Netrebko has now sued the Met and Gelb in U.S. federal court, seeking $360,000 for the unaddressed canceled performances and unspecified additional damages for defamation and discrimination based on national origin. Her case seems compelling. Though Netrebko is neither a U.S. citizen nor resident, New York State and New York City anti-discrimination laws apply broadly to all people within their jurisdictions, regardless of citizenship or residency. According to Netrebko’s court complaint, the Met and Gelb singled her out as a performer of Russian national origin to compel speech that they did not require from performers of other national origins and then terminated her when she refused to speak as they wished.
Netrebko’s breach-of-contract claims also appear strong. In his arbitration, Edelman specifically found that the Met violated her contract by not paying her for scheduled performances. There is little reason to believe that New York State contract law, which includes clauses governing good faith and fair dealing, would produce a different result for unscheduled performances. Gelb also appears to have admitted to breaching Netrebko’s contract in a March 17, 2023, New York Times article, in which he was quoted as saying that “although our contracts are ‘pay or play,’ we didn’t think it was morally right to pay Netrebko anything considering her close association with Putin.” There are no known legal scenarios in which Gelb’s moral compass would supersede basic contract law.
The defamation claims, which arise from Gelb’s statements that Netrebko’s lawsuit is part of “an unabated smear campaign,” may be harder to prove. A competent defense could argue that Netrebko is a public figure who does not enjoy normal legal protections against defamation, that Gelb’s description of her as a Putin ally was a subjective judgment, or even that she continues to enjoy a robust career in most other countries and thus has not suffered significant loss.
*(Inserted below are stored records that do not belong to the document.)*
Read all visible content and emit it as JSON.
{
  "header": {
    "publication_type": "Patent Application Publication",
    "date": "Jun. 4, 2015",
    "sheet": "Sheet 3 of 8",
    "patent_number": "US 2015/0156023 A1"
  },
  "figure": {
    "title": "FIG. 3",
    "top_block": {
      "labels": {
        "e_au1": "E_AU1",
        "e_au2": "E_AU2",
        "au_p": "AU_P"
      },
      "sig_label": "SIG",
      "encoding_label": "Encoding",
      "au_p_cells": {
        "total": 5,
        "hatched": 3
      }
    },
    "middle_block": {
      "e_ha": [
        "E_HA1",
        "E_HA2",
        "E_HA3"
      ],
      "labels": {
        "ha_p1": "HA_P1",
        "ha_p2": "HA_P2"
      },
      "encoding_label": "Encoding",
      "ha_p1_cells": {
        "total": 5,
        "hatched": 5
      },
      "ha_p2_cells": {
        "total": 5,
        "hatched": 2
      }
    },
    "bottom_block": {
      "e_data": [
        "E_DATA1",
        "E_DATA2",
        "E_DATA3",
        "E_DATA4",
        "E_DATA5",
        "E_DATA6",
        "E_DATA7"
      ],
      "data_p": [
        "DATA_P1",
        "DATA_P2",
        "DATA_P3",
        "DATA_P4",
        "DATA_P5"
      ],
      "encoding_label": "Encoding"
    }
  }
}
Meantime, the Met’s fortunes seem to be in decline. It lost an estimated $150 million amid the Covid-19 pandemic and has for many seasons struggled to sell more than 70 percent of capacity, while competing European companies have achieved near-sellout crowds. In the first months of the 2022–23 season, the Met reported a $40 million decline in revenue due to poor attendance and had to raid its relatively small endowment for $23 million to meet operating costs. In the coming season, it has reduced the number of productions to the lowest level in living memory and also cut back the overall number of performances. Under Gelb, who has served as general manager since 2006, new productions have routinely flopped amid critical derision and popular apathy.
Gelb’s anti-Putin animus appears to have cost the Met not only Netrebko but also the celebrated Russian conductor Valery Gergiev and noteworthy soprano Hibla Gerzmava. In February, star bass-baritone Ildar Abdrazakov “paused” his collaboration with the company in solidarity with Netrebko and Gerzmava, stating that “my deep conviction is that people of art should remain neutral, thereby continuing to unite peoples and countries”—a lesson Gelb would do well to learn.
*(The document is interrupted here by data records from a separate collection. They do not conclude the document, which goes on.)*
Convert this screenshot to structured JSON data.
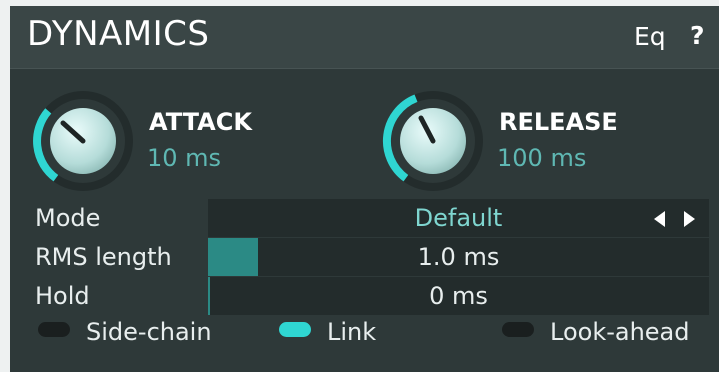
{
  "header": {
    "title": "DYNAMICS",
    "eq_label": "Eq",
    "help_label": "?"
  },
  "knobs": [
    {
      "name": "ATTACK",
      "value": "10 ms"
    },
    {
      "name": "RELEASE",
      "value": "100 ms"
    }
  ],
  "rows": {
    "mode": {
      "label": "Mode",
      "value": "Default"
    },
    "rms": {
      "label": "RMS length",
      "value": "1.0 ms",
      "fill": 0.1
    },
    "hold": {
      "label": "Hold",
      "value": "0 ms",
      "fill": 0.0
    }
  },
  "toggles": [
    {
      "label": "Side-chain",
      "on": false
    },
    {
      "label": "Link",
      "on": true
    },
    {
      "label": "Look-ahead",
      "on": false
    }
  ],
  "colors": {
    "accent": "#2fd6d2",
    "value_text": "#5fb8b3",
    "panel": "#2e3939"
  }
}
Elsewhere, apart from sporadic politically motivated cancellations, Netrebko continues to flourish. At Milan’s La Scala last month, she gave a riveting performance in Verdi’s Macbeth to what looked like a sold-out audience. Coincidentally, that was the last role she sang in a complete stage production at the Met and one of the roles in which she was contracted to return in a future season. It was perhaps the greatest performance I have ever heard her sing, and she reveled in the applause, spinning around in delight as the adulation rained down on her, far from New York.